Writing in Time Out New York, Andrew Johnston observed: "More than anything else, Bulworth is descended from Preston Sturges's topical farces of the 1940s, which juxtaposed a deep belief in the promise of America with irreverent attacks on the hypocrisy of its institutions."

Patricia J. Williams saw the film three times, saying: "[Beatty] knows power, if not the ghetto, and this movie is effective precisely because it takes on the issue of power... I kept going back because I am amazed by a movie this overtly left wing, fearless and eccentric." She added: "Bulworth isn't about race alone; more specifically, it's about racism's intersection with America's deep, and growing, class divide."

The Washington Post rated the film 19th on a list of "The 34 best political movies ever made".

==Box office==
The Los Angeles Times commented that Bulworth did "extremely well" on a limited release.

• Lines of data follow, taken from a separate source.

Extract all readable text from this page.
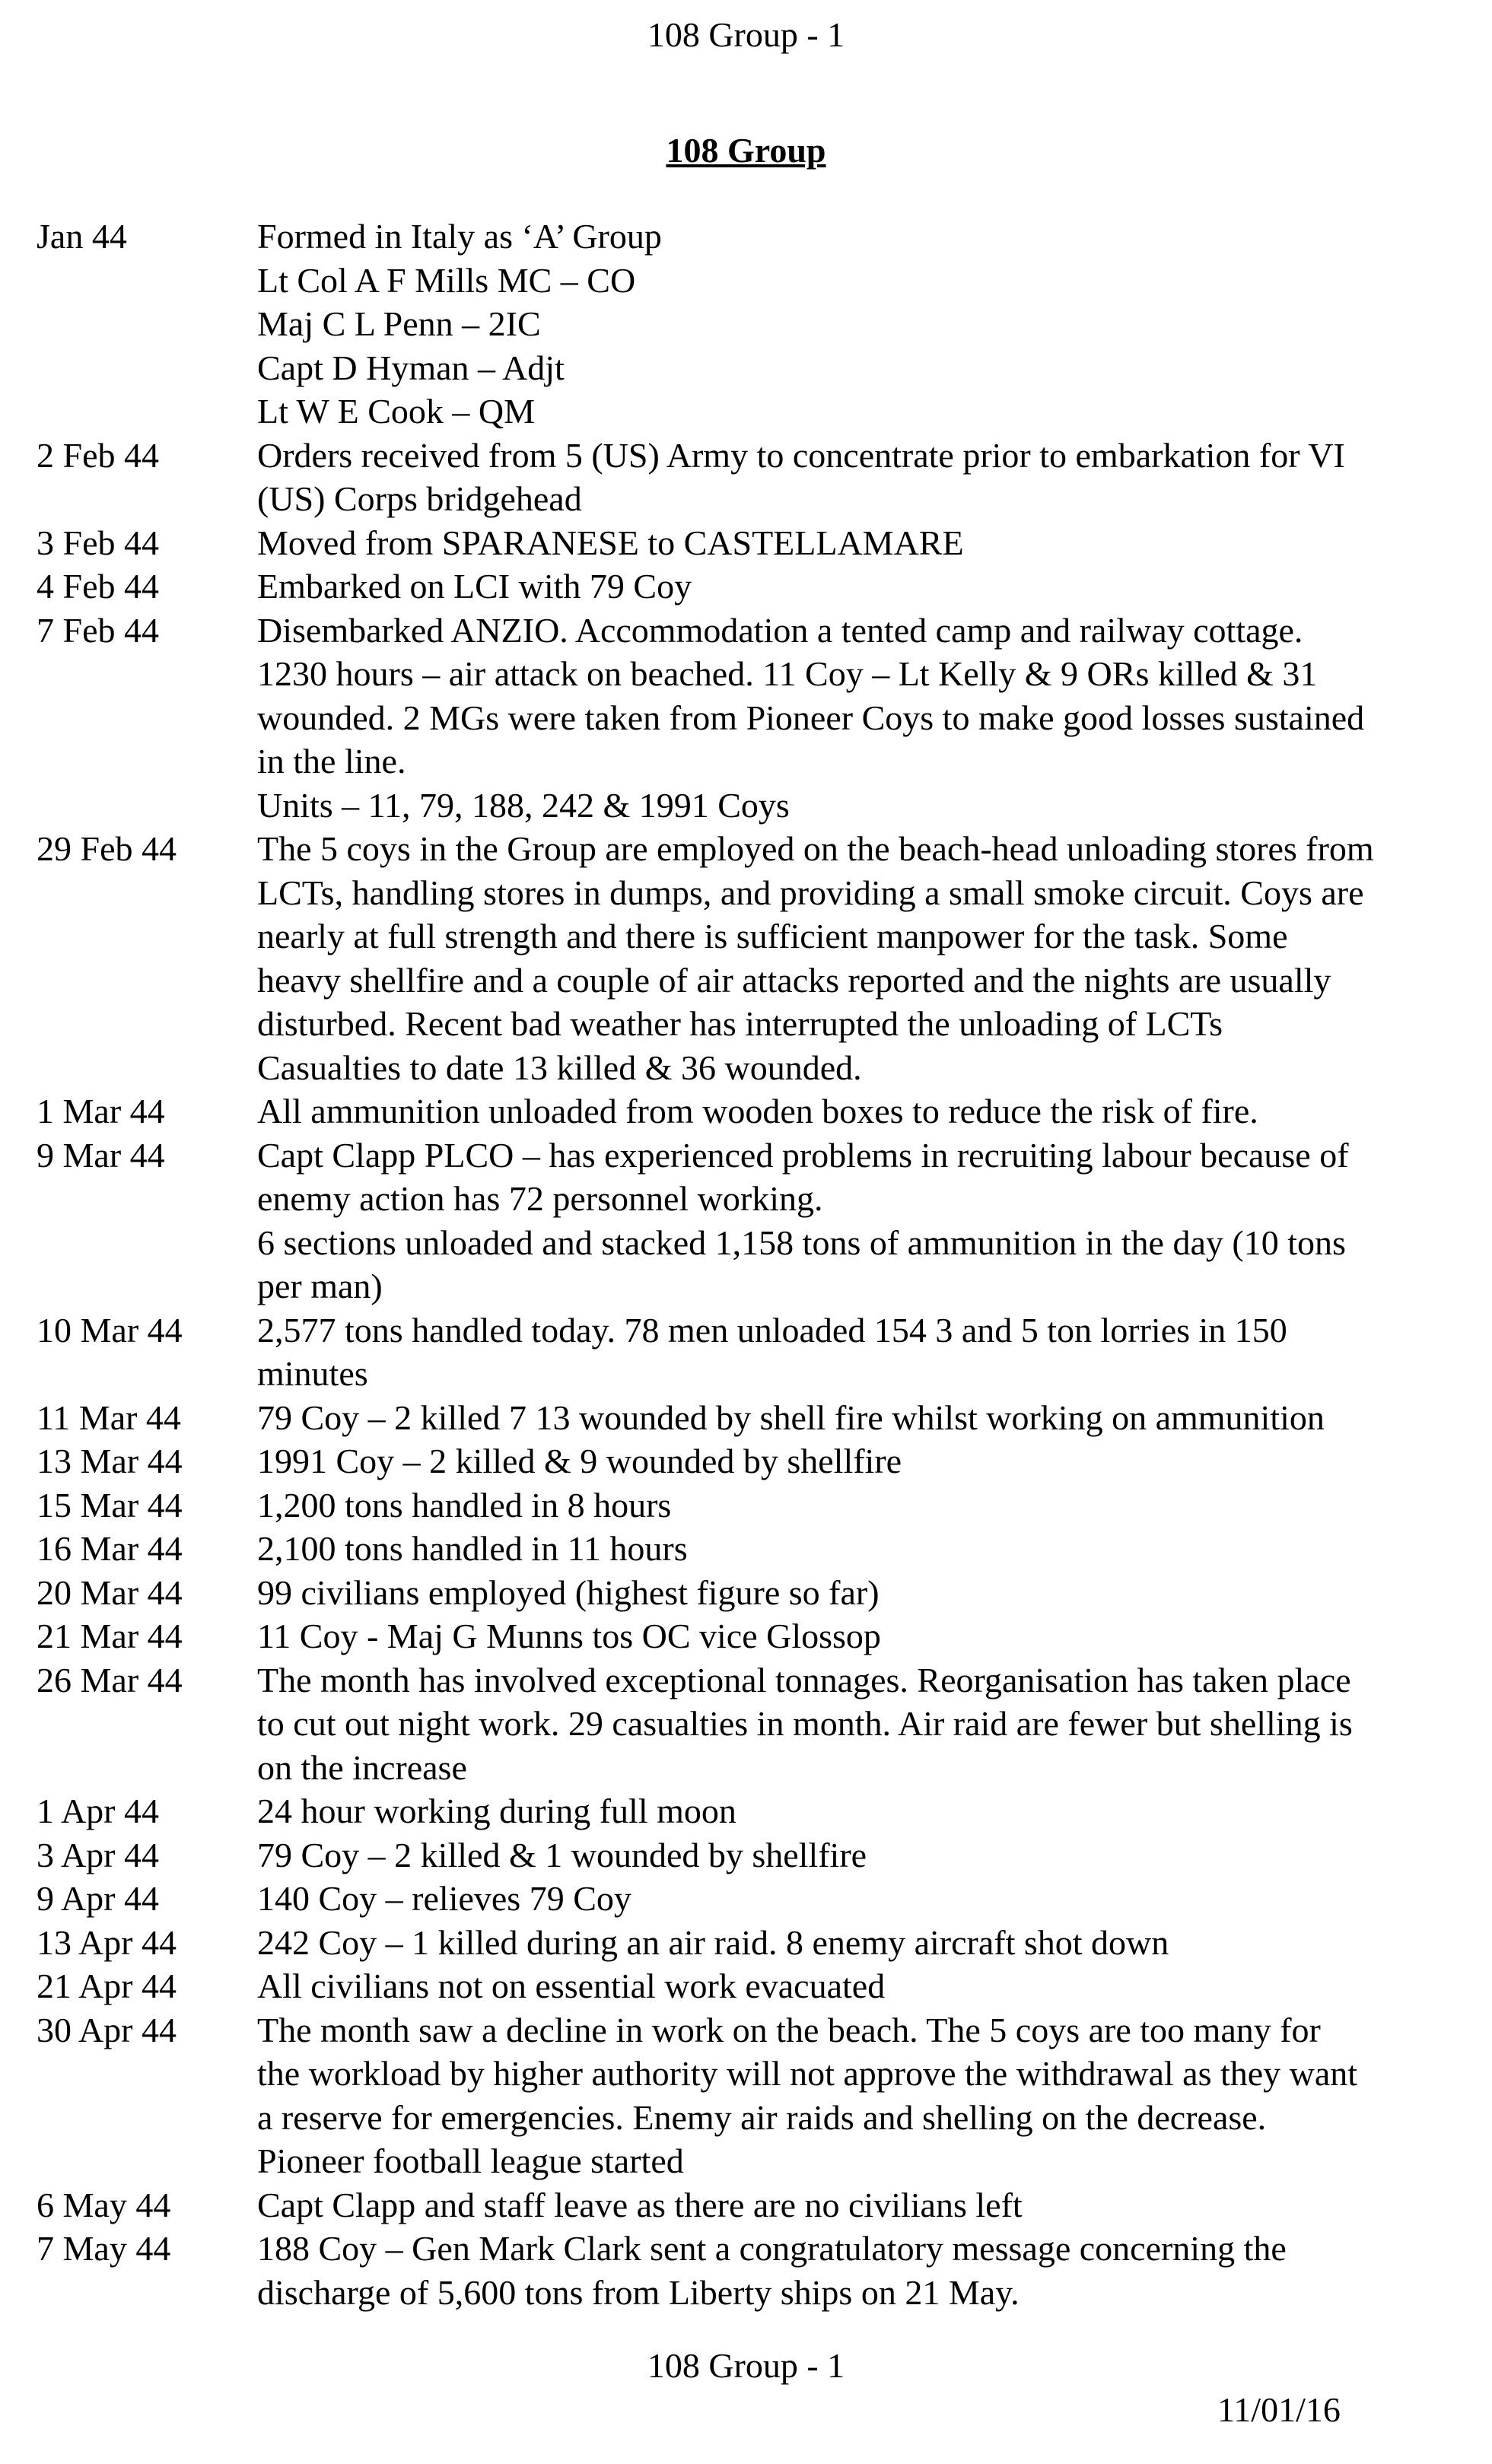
108 Group - 1
108 Group
Jan 44	Formed in Italy as ‘A’ Group
Lt Col A F Mills MC – CO
Maj C L Penn – 2IC
Capt D Hyman – Adjt
Lt W E Cook – QM
2 Feb 44	Orders received from 5 (US) Army to concentrate prior to embarkation for VI
(US) Corps bridgehead
3 Feb 44	Moved from SPARANESE to CASTELLAMARE
4 Feb 44	Embarked on LCI with 79 Coy
7 Feb 44	Disembarked ANZIO. Accommodation a tented camp and railway cottage.
1230 hours – air attack on beached. 11 Coy – Lt Kelly & 9 ORs killed & 31
wounded. 2 MGs were taken from Pioneer Coys to make good losses sustained
in the line.
Units – 11, 79, 188, 242 & 1991 Coys
29 Feb 44	The 5 coys in the Group are employed on the beach-head unloading stores from
LCTs, handling stores in dumps, and providing a small smoke circuit. Coys are
nearly at full strength and there is sufficient manpower for the task. Some
heavy shellfire and a couple of air attacks reported and the nights are usually
disturbed. Recent bad weather has interrupted the unloading of LCTs
Casualties to date 13 killed & 36 wounded.
1 Mar 44	All ammunition unloaded from wooden boxes to reduce the risk of fire.
9 Mar 44	Capt Clapp PLCO – has experienced problems in recruiting labour because of
enemy action has 72 personnel working.
6 sections unloaded and stacked 1,158 tons of ammunition in the day (10 tons
per man)
10 Mar 44	2,577 tons handled today. 78 men unloaded 154 3 and 5 ton lorries in 150
minutes
11 Mar 44	79 Coy – 2 killed 7 13 wounded by shell fire whilst working on ammunition
13 Mar 44	1991 Coy – 2 killed & 9 wounded by shellfire
15 Mar 44	1,200 tons handled in 8 hours
16 Mar 44	2,100 tons handled in 11 hours
20 Mar 44	99 civilians employed (highest figure so far)
21 Mar 44	11 Coy - Maj G Munns tos OC vice Glossop
26 Mar 44	The month has involved exceptional tonnages. Reorganisation has taken place
to cut out night work. 29 casualties in month. Air raid are fewer but shelling is
on the increase
1 Apr 44	24 hour working during full moon
3 Apr 44	79 Coy – 2 killed & 1 wounded by shellfire
9 Apr 44	140 Coy – relieves 79 Coy
13 Apr 44	242 Coy – 1 killed during an air raid. 8 enemy aircraft shot down
21 Apr 44	All civilians not on essential work evacuated
30 Apr 44	The month saw a decline in work on the beach. The 5 coys are too many for
the workload by higher authority will not approve the withdrawal as they want
a reserve for emergencies. Enemy air raids and shelling on the decrease.
Pioneer football league started
6 May 44	Capt Clapp and staff leave as there are no civilians left
7 May 44	188 Coy – Gen Mark Clark sent a congratulatory message concerning the
discharge of 5,600 tons from Liberty ships on 21 May.
108 Group - 1
11/01/16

Despite this, the film ultimately grossed just $29,202,884 worldwide at the box office.

==Accolades==

| Award | Category | Recipient(s) | Result |
| Academy Awards | Best Screenplay – Written Directly for the Screen | Warren Beatty and Jeremy Pikser | Nominated |
| Chicago Film Critics Association Awards | Best Screenplay | Nominated |
| Golden Globe Awards | Best Motion Picture – Musical or Comedy |  | Nominated |
| Best Actor in a Motion Picture – Musical or Comedy | Warren Beatty | Nominated |
| Best Screenplay – Motion Picture | Warren Beatty and Jeremy Pikser | Nominated |
| Golden Reel Awards | Best Sound Editing – Dialogue & ADR | Paul Timothy Carden, Mark Stoeckinger, Gail Clark Burch, Mark Gordon, Dan Rich, Laura Graham, Kerry Dean Williams, David Lucarelli and Cary Stratton | Nominated |
| Best Sound Editing – Music (Foreign & Domestic) | Bob Badami, Shannon Erbe, Lisa Jaime and Jennifer Nash | Nominated |
| Grammy Awards | Best Instrumental Composition Written for a Motion Picture or for Television | Ennio Morricone | Nominated |
| Best Rap Performance by a Duo or Group | "Ghetto Supastar (That Is What You Are)" – Pras Michel featuring Ol' Dirty Bastard and Mýa | Nominated |
| Los Angeles Film Critics Association Awards | Best Screenplay | Warren Beatty and Jeremy Pikser | Won |
| MTV Video Music Awards | Best Video from a Film | "Ghetto Supastar (That Is What You Are)" – Pras Michel featuring Ol' Dirty Bastard and Mýa | Nominated |
| NAACP Image Awards | Outstanding Actress in a Motion Picture | Halle Berry | Nominated |
| Outstanding Supporting Actor in a Motion Picture | Don Cheadle | Nominated |
| Online Film & Television Association Awards | Best Comedy/Musical Actor | Warren Beatty | Nominated |
| Best Comedy/Musical Score | Ennio Morricone | Nominated |
| Political Film Society Awards | Exposé |  | Nominated |
| Satellite Awards | Best Actor in a Motion Picture – Musical or Comedy | Warren Beatty | Nominated |
| Southeastern Film Critics Association Awards | Best Picture |  | 9th Place |
| Teen Choice Awards | Choice Movie Soundtrack |  | Nominated |
| Venice International Film Festival | Golden Lion | Warren Beatty | Nominated |
| Writers Guild of America Awards | Best Screenplay – Written Directly for the Screen | Warren Beatty and Jeremy Pikser | Nominated |

==Legacy==
In 2013, The New York Times reported that President Barack Obama had, in private, "talked longingly of 'going Bulworth,'" in reference to the film.